We verify that the private keys (or recovery phrases) are generated using secure random number generators on the local device. The application must encrypt these keys using client-side passcodes or hardware enclaves (like iOS Secure Enclave), ensuring the keys never leave the phone or computer.

2. Open-Source and Reproducible Builds

A closed-source wallet is a black box. We check the official repository on GitHub to ensure the code is active and open for peer review. Ideally, the wallet should support reproducible builds—allowing developers to compile the public code and verify it matches the exact binary published on the App Store or Google Play.

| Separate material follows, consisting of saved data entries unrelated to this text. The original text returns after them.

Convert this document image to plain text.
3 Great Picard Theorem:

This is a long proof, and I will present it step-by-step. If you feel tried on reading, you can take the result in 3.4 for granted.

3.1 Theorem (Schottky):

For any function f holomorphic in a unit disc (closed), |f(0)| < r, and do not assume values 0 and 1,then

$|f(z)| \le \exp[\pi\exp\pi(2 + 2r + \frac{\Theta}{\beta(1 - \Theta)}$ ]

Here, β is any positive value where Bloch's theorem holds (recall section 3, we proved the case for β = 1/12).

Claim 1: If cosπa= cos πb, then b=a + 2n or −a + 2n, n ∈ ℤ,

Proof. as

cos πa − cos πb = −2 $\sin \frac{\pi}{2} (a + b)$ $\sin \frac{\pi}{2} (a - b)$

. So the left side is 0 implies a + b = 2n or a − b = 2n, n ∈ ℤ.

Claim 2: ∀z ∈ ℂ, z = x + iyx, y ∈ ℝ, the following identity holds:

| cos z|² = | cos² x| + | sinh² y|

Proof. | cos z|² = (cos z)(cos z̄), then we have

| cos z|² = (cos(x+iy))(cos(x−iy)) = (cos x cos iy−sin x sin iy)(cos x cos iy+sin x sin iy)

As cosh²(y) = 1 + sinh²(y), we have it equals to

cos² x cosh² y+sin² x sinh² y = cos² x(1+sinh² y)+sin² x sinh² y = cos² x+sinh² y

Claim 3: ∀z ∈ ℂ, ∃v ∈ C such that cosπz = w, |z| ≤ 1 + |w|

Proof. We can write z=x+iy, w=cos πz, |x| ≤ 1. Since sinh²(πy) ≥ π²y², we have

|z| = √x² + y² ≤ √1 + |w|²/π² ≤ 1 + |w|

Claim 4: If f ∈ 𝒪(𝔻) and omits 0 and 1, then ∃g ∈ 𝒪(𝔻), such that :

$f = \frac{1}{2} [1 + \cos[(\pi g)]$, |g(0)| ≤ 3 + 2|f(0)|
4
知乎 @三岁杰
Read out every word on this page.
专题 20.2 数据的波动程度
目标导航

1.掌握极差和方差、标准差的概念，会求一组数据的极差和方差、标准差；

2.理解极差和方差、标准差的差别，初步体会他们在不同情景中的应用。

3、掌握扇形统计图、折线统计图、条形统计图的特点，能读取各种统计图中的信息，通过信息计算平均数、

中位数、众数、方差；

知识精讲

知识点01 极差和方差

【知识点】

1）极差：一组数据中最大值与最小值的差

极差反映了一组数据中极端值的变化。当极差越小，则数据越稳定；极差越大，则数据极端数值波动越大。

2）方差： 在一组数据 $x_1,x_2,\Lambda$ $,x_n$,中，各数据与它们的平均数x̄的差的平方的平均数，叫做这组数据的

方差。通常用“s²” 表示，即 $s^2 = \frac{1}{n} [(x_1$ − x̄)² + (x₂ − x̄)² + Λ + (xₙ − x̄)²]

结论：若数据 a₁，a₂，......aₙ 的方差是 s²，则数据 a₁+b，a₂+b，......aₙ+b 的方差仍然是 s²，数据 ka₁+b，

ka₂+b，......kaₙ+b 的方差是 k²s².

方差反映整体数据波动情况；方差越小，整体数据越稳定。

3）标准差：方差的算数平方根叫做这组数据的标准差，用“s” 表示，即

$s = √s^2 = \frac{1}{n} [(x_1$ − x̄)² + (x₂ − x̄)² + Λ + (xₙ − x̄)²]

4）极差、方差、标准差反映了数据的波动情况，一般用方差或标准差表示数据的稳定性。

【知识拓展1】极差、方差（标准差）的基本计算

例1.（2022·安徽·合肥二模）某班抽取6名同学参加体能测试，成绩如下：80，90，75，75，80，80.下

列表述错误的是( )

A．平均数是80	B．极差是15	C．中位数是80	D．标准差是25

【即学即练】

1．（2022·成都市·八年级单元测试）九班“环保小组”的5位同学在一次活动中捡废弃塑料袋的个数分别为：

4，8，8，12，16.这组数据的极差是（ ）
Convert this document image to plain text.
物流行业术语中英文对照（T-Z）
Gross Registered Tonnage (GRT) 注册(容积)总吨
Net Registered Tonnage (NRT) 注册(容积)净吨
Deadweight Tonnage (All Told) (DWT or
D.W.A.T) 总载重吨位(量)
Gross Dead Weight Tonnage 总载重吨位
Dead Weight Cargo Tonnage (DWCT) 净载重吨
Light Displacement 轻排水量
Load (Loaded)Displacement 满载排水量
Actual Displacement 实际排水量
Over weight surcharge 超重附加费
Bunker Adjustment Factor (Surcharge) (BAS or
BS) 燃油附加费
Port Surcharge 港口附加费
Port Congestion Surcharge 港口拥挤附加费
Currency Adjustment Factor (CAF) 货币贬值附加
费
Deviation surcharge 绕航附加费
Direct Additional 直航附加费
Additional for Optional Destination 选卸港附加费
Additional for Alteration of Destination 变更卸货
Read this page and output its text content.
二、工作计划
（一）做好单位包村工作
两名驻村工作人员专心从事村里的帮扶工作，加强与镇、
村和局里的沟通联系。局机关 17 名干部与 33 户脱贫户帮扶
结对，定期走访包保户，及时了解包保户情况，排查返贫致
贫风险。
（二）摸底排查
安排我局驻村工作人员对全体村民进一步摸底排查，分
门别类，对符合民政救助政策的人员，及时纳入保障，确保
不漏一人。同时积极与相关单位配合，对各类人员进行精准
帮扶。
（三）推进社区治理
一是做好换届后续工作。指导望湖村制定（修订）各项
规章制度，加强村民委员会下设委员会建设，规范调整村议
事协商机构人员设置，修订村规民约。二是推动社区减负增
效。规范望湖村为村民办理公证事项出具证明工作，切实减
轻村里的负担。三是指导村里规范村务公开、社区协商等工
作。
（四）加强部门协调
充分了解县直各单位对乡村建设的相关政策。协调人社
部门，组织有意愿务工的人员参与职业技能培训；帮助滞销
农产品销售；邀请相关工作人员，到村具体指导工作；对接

3. Network Privacy Parameters

Blockchain assets protect ledger transaction history, but connecting to the blockchain can expose your IP address. We inspect the wallet's node configuration menu. We check if the app has native Tor support, lets you add custom nodes, and allows you to hide transaction broadcast times.

4. Fee and Cost Auditing

We perform actual transactions to measure:

• Whether the wallet adds any surcharge on top of standard network miner fees.
• The exact exchange spread charged during built-in currency swaps (by comparing the displayed swap rate with the global spot price).

5. Synchronisation and Performance

For privacy-focused assets like Monero, synchronization speed is a primary user pain point. We test the sync engine under various node configurations (default remote nodes versus custom private nodes) and document how long the wallet takes to scan the blockchain under typical network conditions.